The Finance (No. 2) Act 2023 did not receive Royal Assent by the exam cut-off date of 31 May 2023, and is therefore not examinable as regards exams falling in the period 1 June 2024 to 31 March 2025.
Associated companies
A question could require you to identify the number of associated companies in a group, or it may tell you how many associated companies there are and then ask you to justify this number. Unless answering an objective test question, make sure you explain why companies are both included and excluded when answering.
The lower and upper corporation tax limits are effectively shared if a company has associated companies, thus affecting the rate of corporation tax.
For the financial year 2023, the small profits rate of 19% applies where a company’s augmented profits do not exceed the lower limit of £50,000. The main rate of 25% applies where a company’s augmented profits are £250,000 or more (the upper limit). Marginal relief eases the transition from the small profits rate to the main rate of corporation tax where augmented profits fall between £50,000 and £250,000.

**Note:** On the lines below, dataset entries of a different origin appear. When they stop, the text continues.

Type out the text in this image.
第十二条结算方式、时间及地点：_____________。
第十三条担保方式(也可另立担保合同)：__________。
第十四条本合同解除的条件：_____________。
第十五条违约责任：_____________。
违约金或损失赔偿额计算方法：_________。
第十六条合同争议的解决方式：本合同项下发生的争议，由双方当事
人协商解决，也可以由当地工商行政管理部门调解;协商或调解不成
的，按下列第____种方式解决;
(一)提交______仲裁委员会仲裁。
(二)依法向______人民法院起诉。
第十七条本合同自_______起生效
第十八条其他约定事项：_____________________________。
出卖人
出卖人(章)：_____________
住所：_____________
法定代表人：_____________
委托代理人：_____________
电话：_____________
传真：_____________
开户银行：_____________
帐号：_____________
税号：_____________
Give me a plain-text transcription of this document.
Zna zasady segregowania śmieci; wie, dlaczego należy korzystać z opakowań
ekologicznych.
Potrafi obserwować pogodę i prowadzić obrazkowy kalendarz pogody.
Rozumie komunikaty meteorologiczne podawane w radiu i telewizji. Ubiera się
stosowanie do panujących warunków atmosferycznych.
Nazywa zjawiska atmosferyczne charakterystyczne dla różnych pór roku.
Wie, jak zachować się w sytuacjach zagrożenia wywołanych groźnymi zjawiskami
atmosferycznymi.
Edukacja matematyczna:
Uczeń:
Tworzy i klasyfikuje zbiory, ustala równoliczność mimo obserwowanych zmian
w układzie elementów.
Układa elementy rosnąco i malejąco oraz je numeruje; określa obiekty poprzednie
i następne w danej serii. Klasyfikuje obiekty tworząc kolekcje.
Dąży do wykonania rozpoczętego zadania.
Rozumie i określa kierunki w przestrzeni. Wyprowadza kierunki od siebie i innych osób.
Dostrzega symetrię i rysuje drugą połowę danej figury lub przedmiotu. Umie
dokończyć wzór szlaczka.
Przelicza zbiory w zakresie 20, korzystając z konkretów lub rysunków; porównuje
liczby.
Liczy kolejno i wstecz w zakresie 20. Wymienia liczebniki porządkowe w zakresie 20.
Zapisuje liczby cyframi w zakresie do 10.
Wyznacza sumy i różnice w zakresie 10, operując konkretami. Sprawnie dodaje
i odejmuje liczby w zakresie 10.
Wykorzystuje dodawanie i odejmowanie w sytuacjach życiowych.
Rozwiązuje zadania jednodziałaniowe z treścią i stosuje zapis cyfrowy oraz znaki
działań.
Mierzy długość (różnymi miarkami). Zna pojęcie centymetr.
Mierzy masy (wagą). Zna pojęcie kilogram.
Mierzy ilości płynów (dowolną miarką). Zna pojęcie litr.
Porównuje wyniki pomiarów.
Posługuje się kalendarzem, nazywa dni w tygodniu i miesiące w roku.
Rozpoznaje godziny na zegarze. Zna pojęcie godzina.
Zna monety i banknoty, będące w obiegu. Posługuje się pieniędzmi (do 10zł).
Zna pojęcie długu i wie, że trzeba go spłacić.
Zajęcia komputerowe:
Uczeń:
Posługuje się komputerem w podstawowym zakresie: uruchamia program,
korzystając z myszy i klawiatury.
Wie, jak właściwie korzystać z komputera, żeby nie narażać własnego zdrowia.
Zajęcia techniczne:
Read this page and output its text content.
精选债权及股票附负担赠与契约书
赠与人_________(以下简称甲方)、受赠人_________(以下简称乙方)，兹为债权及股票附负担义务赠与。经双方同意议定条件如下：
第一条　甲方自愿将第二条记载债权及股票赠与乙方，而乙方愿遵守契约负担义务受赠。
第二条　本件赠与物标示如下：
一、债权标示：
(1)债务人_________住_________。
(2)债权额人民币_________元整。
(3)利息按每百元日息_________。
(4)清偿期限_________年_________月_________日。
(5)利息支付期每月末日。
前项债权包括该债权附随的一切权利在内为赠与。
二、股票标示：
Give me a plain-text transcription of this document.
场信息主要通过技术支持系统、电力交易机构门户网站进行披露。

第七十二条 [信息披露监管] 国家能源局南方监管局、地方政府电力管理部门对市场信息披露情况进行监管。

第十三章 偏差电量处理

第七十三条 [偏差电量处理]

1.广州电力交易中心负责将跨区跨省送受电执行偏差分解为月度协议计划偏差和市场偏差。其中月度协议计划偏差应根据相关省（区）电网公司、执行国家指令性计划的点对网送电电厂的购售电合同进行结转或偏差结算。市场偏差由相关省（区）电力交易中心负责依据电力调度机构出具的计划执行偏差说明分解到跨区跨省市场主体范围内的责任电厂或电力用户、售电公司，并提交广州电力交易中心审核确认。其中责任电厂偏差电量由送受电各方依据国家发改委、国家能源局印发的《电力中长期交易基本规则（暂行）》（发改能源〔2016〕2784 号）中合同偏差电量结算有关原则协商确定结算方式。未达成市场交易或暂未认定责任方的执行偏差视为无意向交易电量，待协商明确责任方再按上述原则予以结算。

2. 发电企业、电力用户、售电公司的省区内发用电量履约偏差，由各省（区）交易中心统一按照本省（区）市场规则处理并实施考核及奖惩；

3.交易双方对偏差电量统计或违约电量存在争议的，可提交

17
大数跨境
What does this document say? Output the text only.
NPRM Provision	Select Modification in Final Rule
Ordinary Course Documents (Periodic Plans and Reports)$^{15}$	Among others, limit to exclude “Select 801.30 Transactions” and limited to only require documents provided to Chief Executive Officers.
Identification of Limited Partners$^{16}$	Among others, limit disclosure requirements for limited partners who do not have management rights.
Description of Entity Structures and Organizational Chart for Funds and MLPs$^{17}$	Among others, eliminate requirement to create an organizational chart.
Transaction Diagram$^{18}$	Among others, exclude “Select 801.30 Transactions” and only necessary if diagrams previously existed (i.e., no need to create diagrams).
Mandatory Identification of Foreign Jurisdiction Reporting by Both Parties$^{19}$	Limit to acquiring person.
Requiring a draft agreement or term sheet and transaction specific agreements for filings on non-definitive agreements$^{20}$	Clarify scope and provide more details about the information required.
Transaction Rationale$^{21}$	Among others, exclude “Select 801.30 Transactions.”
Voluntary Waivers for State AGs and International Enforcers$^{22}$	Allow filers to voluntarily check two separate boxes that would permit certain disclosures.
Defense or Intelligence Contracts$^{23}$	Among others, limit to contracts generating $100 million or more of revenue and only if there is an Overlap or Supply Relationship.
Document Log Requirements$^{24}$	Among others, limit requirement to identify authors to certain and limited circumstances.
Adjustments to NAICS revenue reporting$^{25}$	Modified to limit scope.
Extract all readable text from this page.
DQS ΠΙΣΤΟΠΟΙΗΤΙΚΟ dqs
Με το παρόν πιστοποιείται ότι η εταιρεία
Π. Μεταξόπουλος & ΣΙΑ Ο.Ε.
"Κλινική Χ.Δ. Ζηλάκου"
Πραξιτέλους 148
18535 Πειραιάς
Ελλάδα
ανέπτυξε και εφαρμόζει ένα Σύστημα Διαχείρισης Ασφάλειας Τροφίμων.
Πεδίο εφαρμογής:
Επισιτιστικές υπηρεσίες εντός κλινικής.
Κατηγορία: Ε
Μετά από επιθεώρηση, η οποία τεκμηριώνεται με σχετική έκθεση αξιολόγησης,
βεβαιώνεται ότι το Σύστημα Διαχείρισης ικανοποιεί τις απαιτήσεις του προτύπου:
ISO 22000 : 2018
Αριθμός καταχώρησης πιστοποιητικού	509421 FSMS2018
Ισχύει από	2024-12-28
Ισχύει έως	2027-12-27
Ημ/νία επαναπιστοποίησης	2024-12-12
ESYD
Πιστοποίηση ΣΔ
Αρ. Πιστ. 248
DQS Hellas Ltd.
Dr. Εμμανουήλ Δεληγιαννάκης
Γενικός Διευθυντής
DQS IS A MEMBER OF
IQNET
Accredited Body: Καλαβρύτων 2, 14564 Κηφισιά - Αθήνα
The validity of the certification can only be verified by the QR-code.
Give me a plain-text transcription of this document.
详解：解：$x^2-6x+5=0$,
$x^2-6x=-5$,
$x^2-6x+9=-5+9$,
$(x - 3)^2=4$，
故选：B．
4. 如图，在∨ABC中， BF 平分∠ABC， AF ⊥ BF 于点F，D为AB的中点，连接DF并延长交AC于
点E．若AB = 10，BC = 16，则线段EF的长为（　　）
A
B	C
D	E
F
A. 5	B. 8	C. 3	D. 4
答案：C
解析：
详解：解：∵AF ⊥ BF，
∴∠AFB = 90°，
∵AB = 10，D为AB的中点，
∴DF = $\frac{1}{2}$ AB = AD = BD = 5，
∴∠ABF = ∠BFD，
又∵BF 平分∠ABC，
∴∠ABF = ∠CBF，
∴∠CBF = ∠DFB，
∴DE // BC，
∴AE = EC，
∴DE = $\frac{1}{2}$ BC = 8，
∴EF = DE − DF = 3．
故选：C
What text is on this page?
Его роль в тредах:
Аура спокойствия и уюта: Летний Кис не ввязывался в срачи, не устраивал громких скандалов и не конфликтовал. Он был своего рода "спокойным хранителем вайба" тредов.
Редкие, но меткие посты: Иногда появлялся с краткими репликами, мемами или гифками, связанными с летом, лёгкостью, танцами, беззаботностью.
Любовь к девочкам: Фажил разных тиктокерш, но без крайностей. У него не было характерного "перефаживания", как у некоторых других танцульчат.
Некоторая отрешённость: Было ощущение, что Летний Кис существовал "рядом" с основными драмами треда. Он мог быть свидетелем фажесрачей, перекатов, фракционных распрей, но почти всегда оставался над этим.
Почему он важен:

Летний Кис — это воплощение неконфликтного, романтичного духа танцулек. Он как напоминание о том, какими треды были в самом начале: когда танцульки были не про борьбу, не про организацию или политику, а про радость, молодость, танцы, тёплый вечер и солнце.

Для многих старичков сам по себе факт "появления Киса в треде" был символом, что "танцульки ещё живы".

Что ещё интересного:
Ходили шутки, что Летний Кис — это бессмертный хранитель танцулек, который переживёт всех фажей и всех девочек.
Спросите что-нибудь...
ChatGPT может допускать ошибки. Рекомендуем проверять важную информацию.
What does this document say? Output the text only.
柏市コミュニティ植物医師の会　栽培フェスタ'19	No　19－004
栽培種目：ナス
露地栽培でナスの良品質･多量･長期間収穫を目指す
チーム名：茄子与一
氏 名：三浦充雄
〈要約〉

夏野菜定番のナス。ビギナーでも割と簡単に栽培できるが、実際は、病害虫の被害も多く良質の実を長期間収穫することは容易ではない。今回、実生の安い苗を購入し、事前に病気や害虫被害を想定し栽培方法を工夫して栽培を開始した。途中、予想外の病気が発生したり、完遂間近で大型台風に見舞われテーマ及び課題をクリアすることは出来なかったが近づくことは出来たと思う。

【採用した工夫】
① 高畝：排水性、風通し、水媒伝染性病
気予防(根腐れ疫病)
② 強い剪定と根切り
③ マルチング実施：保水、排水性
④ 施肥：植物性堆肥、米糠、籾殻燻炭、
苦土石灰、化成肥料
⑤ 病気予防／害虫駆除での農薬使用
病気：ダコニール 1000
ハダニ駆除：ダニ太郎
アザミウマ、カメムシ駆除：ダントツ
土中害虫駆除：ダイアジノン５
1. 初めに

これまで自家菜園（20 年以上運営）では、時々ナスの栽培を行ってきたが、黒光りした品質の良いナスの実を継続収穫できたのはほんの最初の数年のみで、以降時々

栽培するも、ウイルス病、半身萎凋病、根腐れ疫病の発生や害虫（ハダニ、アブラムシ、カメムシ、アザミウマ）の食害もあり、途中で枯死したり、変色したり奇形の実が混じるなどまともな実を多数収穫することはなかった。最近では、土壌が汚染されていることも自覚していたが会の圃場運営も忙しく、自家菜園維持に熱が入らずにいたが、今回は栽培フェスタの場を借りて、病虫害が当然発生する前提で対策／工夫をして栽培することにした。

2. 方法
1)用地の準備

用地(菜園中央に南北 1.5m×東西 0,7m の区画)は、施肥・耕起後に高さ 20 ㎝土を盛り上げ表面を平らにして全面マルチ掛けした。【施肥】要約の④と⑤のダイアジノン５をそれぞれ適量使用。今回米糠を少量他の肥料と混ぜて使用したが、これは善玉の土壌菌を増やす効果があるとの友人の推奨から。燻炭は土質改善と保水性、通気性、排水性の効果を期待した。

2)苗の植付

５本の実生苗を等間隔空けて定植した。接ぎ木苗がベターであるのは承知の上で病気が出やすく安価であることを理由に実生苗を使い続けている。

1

- Companies are associated if they are under the same control. This basically means a shareholding of more than 50%.
- Companies that are only associated for part of an accounting period count as associated companies for the whole of that period.
- Dormant companies (not carrying on a trade or business) do not count as associated companies.
- For associated company purposes, it is irrelevant where a company is resident. Therefore, companies which are resident overseas can be included.
Do not forget to include the parent company in the number of associated companies.